Opinion - Commentary

Insana: The manic speculation behind the fall of FTX is as old as the markets themselves

Sam Bankman-Fried, co-founder and chief executive officer of FTX, in Hong Kong, China, on Tuesday, May 11, 2021.
Lam Yik | Bloomberg | Getty Images

With a nod to Gertrude Stein, "there's no there there," in the world of cryptocurrencies.

The spectacular crash of FTX – the crypto exchange founded by the one-time wunderkind, Sam Bankman-Fried – coupled with his stunning loss of wealth is yet another lesson in how rank speculation adversely affects markets and even the most seasoned investors.

Whether it's manias in Sumerian grain markets, Dutch tulip bulbs, railroad bonds and everything from internet service providers to digital currencies, leveraged speculation is as old as markets themselves.

The unsurprising crash in crypto is another example of everyone from the most sophisticated investors to the least-knowledgeable day traders being sold a bill of goods and buying it gleefully with the hopes at a shot of "earning" generational wealth.

It's both an old story and an ongoing one.

A familiar narrative

During the internet bubble, investors poured dollars into so-called "vaporware," computer hardware or software that had yet to be produced and was never released.

Most of it never was.

Crypto strikes me as a form of vaporware.

Digital assets that don't exist in reality have been used as collateral to buy and sell other non-existent assets with a heavy dose of borrowed money.

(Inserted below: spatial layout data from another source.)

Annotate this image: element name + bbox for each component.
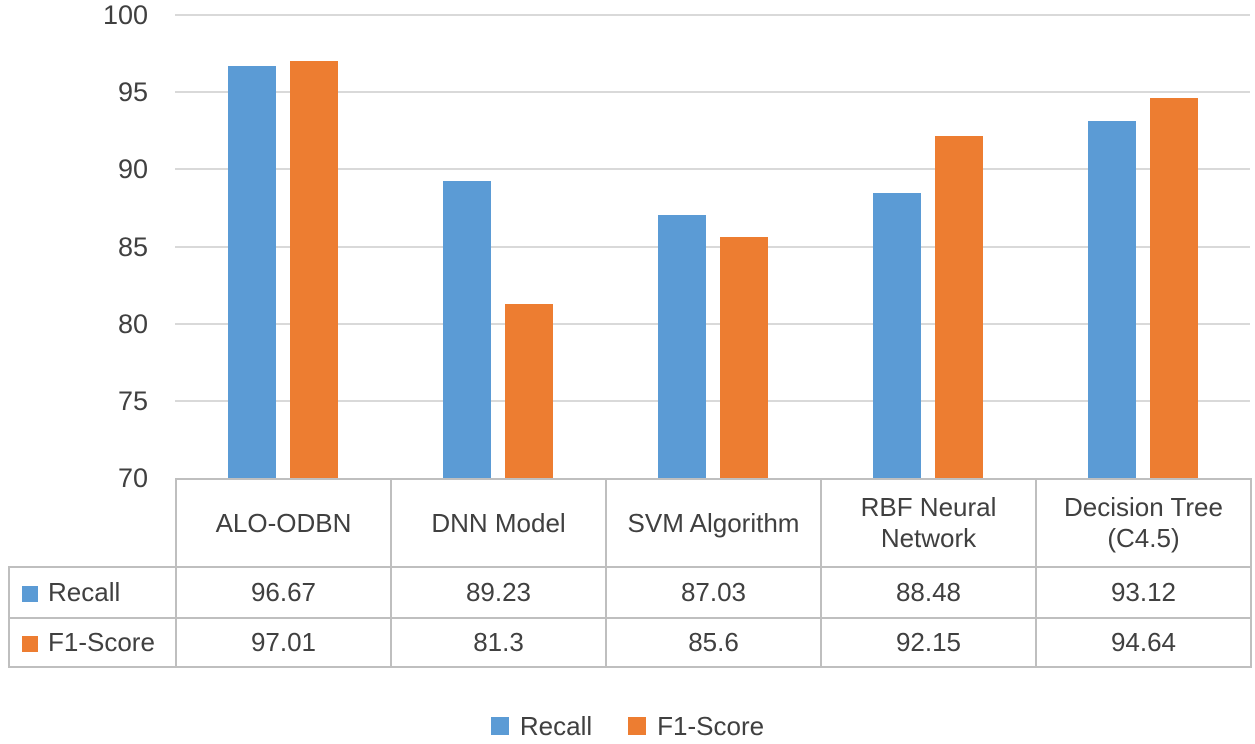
bar-f1-score-decision-tree-c4-5- <box>1149 97 1198 478</box>
table-cell: 94.64 <box>1035 617 1252 668</box>
category-header: Decision Tree (C4.5) <box>1035 478 1252 568</box>
table-cell: 96.67 <box>175 566 392 619</box>
chart-legend: Recall F1-Score <box>0 708 1255 744</box>
bar-recall-alo-odbn <box>227 66 276 478</box>
f1-score-series-key-icon <box>22 636 38 653</box>
legend-label: F1-Score <box>657 710 765 741</box>
y-tick-label-85: 85 <box>117 231 148 262</box>
bar-recall-dnn-model <box>442 181 491 478</box>
table-cell: 88.48 <box>820 566 1037 619</box>
table-cell: 81.3 <box>390 617 607 668</box>
legend-label: Recall <box>519 710 593 741</box>
row-header-recall: Recall <box>8 566 177 619</box>
table-cell: 87.03 <box>605 566 822 619</box>
table-header-row: ALO-ODBN DNN Model SVM Algorithm RBF Neu… <box>9 478 1252 568</box>
recall-legend-swatch-icon <box>490 717 509 735</box>
y-tick-label-70: 70 <box>117 463 148 493</box>
y-tick-label-100: 100 <box>102 0 148 30</box>
category-header: RBF Neural Network <box>820 478 1037 568</box>
table-cell: 85.6 <box>605 617 822 668</box>
table-row-recall: Recall 96.67 89.23 87.03 88.48 93.12 <box>8 566 1252 619</box>
row-header-label: Recall <box>48 577 121 608</box>
bar-recall-rbf-neural-network <box>872 192 921 478</box>
bar-f1-score-alo-odbn <box>289 61 338 478</box>
category-header: ALO-ODBN <box>175 478 392 568</box>
table-cell: 92.15 <box>820 617 1037 668</box>
y-tick-label-95: 95 <box>117 77 148 108</box>
category-header: DNN Model <box>390 478 607 568</box>
bar-f1-score-rbf-neural-network <box>934 136 983 478</box>
gridline-85 <box>175 245 1250 248</box>
row-header-label: F1-Score <box>48 627 155 658</box>
y-tick-label-90: 90 <box>117 154 148 185</box>
row-header-f1-score: F1-Score <box>8 617 177 668</box>
table-row-f1-score: F1-Score 97.01 81.3 85.6 92.15 94.64 <box>8 617 1252 668</box>
gridline-100 <box>175 14 1250 16</box>
bar-recall-svm-algorithm <box>657 215 706 478</box>
category-header: SVM Algorithm <box>605 478 822 568</box>
gridline-75 <box>175 399 1250 402</box>
legend-entry-f1-score: F1-Score <box>628 711 764 742</box>
plot-area <box>175 14 1250 478</box>
table-cell: 89.23 <box>390 566 607 619</box>
recall-series-key-icon <box>22 586 38 603</box>
f1-score-legend-swatch-icon <box>628 717 647 735</box>
table-corner-cell <box>9 479 176 567</box>
bar-f1-score-svm-algorithm <box>719 237 768 478</box>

This creates a daisy chain of interlocked digital tokens that have no inherent value except what people are willing to ascribe.

Much like the tulip mania in Holland in the 1600s, the intrinsic value of tulips was minimal: They were just flowers. They were highly prized until one sailor – and this is an apocryphal story here – ate a tulip bulb, thinking it was an onion.

That little dose of reality shocked investors who suddenly realized what was plain all along: It was just a bulb.

The market for prized tulip bulbs crashed in 1637.

This may also be the case with crypto. We are learning that the balance sheets of some crypto exchanges used proprietary tokens as collateral, levered them up and bought other tokens, other digital assets or so-called stablecoins, which may ultimately prove to be anything but.

There's also the risk that customer funds were misused to enrich those at the head of the table.

Crypto, in my humble — but seasoned — opinion has been a Ponzi scheme all along. There is no there there.

A solution in search of a problem

This latest mania is for things that don't exist and have no intrinsic value but offered a Panglossian vision of what the future of money might be – even though the money we have today is more than adequate to function as a medium of exchange, a unit of account and a storehouse of value.

Cryptocurrencies, unlike the underlying block chain technology, were solutions in search of a problem.

The activity over the last decade in digital assets – be it in crypto, stablecoins or non-fungible tokens – has been yet another episode of a popular delusion, of rank speculation, of unsupervised free play in shady markets that will soon wipe out the value of investors' real money.

The markets for these assets may be heavily regulated or regulated out of existence altogether. That chapter has yet to be written.

Investors' willingness to glom onto "The New New Thing" – as author Michael Lewis once described Silicon Valley's actions during internet revolution – never ceases to amaze.

Every five or 10 years, we get a "new new thing" that will supposedly alter the course of human history.

Some really will, as electricity, automobiles, the computer, the internet and biotechnology all managed to do.

However, some things are ideas that capture the imagination but ultimately remain in the realm of fantasy.

Many still believe that fantasy will become reality.

Sam Bankman-Fried may be among them still, but his bet on the future made him a prince and a pauper in the span of about 48 hours.

Hopefully, that won't be true for everyone who sought to make money by simply creating it.

— Ron Insana is a CNBC contributor and a senior advisor at Schroders.